Context:
- For over a decade, Product Information Management (PIM) systems have served as the system of record for commerce - reliable repositories of SKUs, attributes, and digital assets feeding catalogs, channels, and storefronts.
- The rise of generative AI and conversational interfaces are reframing both needs and relationships.
- Buyers no longer just browse - they ask, in their own words, expecting a direct answer.
Answering:
What it takes to evolve a PIM from a structured data platform into a context-aware knowledge system - one that understands not just what a product is, but how it relates to other products, what problems it solves, and how a customer might describe it.
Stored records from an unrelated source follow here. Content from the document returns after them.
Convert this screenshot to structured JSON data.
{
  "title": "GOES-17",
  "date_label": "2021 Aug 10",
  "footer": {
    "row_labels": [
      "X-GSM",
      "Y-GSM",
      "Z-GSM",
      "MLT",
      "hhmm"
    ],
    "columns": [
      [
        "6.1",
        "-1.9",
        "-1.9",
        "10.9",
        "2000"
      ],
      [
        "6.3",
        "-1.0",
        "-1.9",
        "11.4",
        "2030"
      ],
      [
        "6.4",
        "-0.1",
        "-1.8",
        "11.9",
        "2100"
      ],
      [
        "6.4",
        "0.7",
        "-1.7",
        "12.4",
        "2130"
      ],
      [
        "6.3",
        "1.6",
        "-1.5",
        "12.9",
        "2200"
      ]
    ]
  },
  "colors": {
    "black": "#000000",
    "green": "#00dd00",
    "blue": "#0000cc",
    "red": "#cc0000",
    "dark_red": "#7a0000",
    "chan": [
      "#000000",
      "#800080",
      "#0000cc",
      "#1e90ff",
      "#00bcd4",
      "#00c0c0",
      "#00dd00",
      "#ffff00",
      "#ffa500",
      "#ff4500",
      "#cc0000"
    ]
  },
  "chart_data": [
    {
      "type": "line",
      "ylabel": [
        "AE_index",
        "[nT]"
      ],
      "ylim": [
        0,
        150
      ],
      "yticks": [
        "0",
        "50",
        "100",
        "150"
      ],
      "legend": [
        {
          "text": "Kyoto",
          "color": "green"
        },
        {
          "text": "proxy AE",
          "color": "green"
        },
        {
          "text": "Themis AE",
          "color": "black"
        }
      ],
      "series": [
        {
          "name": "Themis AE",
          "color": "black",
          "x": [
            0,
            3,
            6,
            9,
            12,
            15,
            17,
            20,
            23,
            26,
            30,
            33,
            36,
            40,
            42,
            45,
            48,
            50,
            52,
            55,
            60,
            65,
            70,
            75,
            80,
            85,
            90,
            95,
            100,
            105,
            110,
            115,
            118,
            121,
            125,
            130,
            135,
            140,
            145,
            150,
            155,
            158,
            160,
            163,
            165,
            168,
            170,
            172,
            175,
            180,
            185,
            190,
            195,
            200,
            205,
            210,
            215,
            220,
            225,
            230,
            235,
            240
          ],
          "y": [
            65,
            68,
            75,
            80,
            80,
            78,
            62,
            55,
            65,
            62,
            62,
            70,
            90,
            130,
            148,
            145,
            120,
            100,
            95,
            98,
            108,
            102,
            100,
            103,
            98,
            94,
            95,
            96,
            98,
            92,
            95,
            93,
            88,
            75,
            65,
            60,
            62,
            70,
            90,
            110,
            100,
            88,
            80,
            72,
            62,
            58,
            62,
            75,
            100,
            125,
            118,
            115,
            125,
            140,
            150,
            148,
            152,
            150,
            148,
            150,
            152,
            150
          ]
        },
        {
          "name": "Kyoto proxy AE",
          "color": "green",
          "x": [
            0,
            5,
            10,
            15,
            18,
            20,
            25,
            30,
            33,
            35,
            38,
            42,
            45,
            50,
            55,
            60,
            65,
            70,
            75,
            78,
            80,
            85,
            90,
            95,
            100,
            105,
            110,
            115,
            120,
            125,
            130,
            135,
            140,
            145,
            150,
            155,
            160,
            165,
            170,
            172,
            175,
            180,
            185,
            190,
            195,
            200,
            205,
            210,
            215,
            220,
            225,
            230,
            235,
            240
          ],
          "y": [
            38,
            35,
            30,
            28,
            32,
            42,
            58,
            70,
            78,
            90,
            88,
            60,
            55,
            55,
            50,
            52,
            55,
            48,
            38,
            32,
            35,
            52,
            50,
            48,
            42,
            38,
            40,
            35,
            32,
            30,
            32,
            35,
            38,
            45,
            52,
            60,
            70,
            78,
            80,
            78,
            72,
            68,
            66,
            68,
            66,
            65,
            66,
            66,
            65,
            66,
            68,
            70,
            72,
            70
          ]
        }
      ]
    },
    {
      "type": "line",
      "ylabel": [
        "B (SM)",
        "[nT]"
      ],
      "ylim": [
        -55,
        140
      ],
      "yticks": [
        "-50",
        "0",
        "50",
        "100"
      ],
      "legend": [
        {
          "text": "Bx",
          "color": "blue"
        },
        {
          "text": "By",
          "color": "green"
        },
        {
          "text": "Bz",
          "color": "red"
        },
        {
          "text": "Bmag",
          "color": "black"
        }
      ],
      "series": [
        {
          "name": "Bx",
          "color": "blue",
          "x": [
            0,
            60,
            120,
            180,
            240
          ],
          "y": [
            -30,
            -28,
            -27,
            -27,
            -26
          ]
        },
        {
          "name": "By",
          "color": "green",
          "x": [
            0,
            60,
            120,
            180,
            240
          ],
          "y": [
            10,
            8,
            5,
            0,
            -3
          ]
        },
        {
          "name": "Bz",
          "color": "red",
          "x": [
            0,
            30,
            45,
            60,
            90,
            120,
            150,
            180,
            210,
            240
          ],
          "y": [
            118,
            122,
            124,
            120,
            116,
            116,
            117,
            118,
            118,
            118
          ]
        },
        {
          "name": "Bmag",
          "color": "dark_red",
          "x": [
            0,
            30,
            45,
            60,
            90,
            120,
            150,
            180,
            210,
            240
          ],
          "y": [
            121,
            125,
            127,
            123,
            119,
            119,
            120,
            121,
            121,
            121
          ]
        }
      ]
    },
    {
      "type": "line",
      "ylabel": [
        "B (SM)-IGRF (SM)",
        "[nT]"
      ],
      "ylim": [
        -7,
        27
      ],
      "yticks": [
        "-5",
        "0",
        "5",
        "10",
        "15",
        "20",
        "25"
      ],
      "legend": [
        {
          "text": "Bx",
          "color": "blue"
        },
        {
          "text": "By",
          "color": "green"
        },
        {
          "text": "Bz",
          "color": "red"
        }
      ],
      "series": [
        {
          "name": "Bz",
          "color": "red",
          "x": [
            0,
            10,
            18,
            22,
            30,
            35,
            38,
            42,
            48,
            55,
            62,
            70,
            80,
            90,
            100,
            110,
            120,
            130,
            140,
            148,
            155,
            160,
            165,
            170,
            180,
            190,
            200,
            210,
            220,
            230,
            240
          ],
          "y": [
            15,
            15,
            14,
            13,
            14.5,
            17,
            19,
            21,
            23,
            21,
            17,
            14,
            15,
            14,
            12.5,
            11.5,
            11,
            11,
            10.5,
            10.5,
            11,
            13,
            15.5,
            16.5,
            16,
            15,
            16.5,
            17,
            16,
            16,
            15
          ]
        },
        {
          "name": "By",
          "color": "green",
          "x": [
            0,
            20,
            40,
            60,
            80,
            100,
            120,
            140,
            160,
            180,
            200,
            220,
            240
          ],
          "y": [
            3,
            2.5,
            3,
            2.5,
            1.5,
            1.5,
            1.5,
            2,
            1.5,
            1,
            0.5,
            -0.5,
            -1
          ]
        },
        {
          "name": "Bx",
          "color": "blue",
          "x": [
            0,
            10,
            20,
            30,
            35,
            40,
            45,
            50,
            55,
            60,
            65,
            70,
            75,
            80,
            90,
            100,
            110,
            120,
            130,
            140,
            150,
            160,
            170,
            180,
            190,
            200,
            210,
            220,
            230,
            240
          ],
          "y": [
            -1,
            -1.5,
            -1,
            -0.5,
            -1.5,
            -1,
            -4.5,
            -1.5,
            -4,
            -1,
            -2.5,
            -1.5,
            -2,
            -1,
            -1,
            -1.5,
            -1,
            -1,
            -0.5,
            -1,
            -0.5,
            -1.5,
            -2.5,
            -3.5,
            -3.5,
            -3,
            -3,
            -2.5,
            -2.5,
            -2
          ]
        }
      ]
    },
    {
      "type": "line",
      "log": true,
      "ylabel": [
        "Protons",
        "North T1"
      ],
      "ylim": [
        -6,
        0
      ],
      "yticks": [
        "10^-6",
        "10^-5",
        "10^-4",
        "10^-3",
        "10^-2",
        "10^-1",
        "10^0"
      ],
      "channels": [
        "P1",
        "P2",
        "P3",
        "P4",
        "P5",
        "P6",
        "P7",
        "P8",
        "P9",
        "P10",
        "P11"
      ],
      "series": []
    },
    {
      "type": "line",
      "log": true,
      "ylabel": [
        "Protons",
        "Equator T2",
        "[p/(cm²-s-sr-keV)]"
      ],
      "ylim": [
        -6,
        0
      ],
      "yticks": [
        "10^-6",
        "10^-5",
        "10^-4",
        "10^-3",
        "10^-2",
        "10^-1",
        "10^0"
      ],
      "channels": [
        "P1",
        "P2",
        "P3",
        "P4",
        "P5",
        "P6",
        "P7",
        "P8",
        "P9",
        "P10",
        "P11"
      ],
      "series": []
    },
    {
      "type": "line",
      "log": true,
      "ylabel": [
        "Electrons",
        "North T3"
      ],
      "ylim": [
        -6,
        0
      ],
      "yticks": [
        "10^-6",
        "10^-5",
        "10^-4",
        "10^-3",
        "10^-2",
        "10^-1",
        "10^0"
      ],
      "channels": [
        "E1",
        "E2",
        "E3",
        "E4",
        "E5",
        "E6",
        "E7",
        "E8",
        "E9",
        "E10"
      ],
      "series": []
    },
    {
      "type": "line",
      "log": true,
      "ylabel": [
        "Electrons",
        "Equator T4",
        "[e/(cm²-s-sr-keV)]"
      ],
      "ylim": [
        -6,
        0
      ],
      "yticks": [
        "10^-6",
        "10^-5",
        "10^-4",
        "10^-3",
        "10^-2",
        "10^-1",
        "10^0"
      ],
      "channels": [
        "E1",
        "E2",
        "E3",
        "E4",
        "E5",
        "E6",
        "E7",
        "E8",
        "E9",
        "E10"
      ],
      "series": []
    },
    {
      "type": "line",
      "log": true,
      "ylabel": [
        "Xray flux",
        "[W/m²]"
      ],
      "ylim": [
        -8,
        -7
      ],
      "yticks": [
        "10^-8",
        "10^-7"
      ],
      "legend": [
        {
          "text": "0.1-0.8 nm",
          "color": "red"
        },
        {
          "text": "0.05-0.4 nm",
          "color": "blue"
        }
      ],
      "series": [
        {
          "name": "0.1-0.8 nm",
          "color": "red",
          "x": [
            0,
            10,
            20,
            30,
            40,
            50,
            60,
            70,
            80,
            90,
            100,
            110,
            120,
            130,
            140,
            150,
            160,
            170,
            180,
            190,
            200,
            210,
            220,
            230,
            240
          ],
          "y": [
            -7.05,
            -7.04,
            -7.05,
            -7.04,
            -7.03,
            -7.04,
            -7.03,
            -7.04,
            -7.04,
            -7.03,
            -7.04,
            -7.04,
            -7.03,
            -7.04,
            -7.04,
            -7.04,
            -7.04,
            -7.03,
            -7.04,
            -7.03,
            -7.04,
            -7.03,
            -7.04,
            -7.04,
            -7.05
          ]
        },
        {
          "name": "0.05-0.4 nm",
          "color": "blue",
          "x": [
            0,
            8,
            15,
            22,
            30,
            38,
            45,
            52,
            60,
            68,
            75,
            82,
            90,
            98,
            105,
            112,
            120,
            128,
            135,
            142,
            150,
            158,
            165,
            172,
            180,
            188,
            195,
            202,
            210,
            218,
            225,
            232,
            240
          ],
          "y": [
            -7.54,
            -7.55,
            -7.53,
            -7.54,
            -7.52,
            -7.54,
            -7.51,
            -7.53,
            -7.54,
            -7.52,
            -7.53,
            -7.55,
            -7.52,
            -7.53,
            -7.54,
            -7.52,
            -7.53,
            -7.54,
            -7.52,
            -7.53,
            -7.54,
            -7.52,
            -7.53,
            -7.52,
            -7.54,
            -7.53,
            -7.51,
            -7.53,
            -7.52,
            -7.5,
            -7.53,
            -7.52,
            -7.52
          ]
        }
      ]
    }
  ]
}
Drawing from a real-world digital transformation project:
A practical roadmap for enriching product data with semantic relationships, intent signals, and taxonomy layers that fuel AI-driven search and conversational commerce.
A strategic approach paired with an unfiltered end-user perspective:
- What worked.
- What didn’t work so well.
- What we wish we'd known before we started.
Delivering::
- A maturity model for assessing the context-readiness of your product data
- Techniques for enriching attributes, relationships, and taxonomies for AI consumption.
- How PIM data shapes how products surface in AI-driven search.
- Lessons from the trenches — key areas of collaboration, governance, and tooling shifts required to enable the change.